Counties Transit Improvement Board (CTIB)
The Counties Transit Improvement Board was created on April 1, 2008, as required by Minn. Statute Section 297A.992, by a joint powers agreement between the counties of Anoka, Dakota, Hennepin, Ramsey and Washington. Its purpose is to receive and distribute the quarter-cent transit sales tax and the $20 motor vehicle sales tax, permitted by the Legislature. CTIB distributes the collected taxes by awarding annual grants for the development, construction, and operation of transitways serving the five-county area.
These five counties hold 92 percent of residents within, as well as more than 92 percent of the tax base of, the entire Twin Cities metropolitan region.
CTIB works in collaboration with the Metropolitan Council and Carver and Scott counties. Each county has two members and one alternate on the board. The Metropolitan Council has one member and one alternate.

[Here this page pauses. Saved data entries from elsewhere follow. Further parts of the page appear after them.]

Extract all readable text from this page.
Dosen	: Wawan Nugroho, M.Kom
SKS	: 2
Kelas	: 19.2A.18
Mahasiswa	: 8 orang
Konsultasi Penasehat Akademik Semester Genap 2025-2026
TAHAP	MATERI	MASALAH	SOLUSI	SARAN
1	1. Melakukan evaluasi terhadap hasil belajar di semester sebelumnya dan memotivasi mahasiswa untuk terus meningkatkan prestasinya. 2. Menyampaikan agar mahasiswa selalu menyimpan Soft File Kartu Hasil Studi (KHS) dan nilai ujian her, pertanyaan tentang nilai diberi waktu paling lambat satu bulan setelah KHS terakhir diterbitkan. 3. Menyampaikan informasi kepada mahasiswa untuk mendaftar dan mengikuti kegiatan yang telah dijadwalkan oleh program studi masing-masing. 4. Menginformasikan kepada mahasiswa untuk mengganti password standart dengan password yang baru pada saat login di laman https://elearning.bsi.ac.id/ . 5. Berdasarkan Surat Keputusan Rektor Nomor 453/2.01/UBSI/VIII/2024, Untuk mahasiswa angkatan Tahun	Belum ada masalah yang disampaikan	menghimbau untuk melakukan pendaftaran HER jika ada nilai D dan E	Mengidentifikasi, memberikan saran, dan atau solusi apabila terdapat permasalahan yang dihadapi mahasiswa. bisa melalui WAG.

Within CTIB, there are also two committees:
- The Executive Committee consists of the CTIB officers and one county commissioner from each county who are not officers
- The Grant Evaluation and Ranking System (GEARS) Committee evaluates all capital and operating grant applications, compiling a list of ranked potential projects for CTIB to review. Each county is represented, along with cities from within the counties
CTIB awards grants for capital and operating on an annual basis through a competitive solicitation process. CTIB has awarded a total of $11,784,000 in grants to Washington County since 2009 that have been used to accelerate the development of the following transitway projects:
- Red Rock Corridor Station Area Planning
- Newport Transit Station Land Acquisition, Design and Construction
- Gateway Alternatives Analysis and Draft Environmental Impact Statement
- Demonstration Commuter Bus Service from Forest Lake to Minneapolis and St. Paul
- Property Acquisition along the Hardwood Creek Trail / Future Transit Corridor
There is a total of $4,712,000 of grant funds remaining that have been deferred for future use.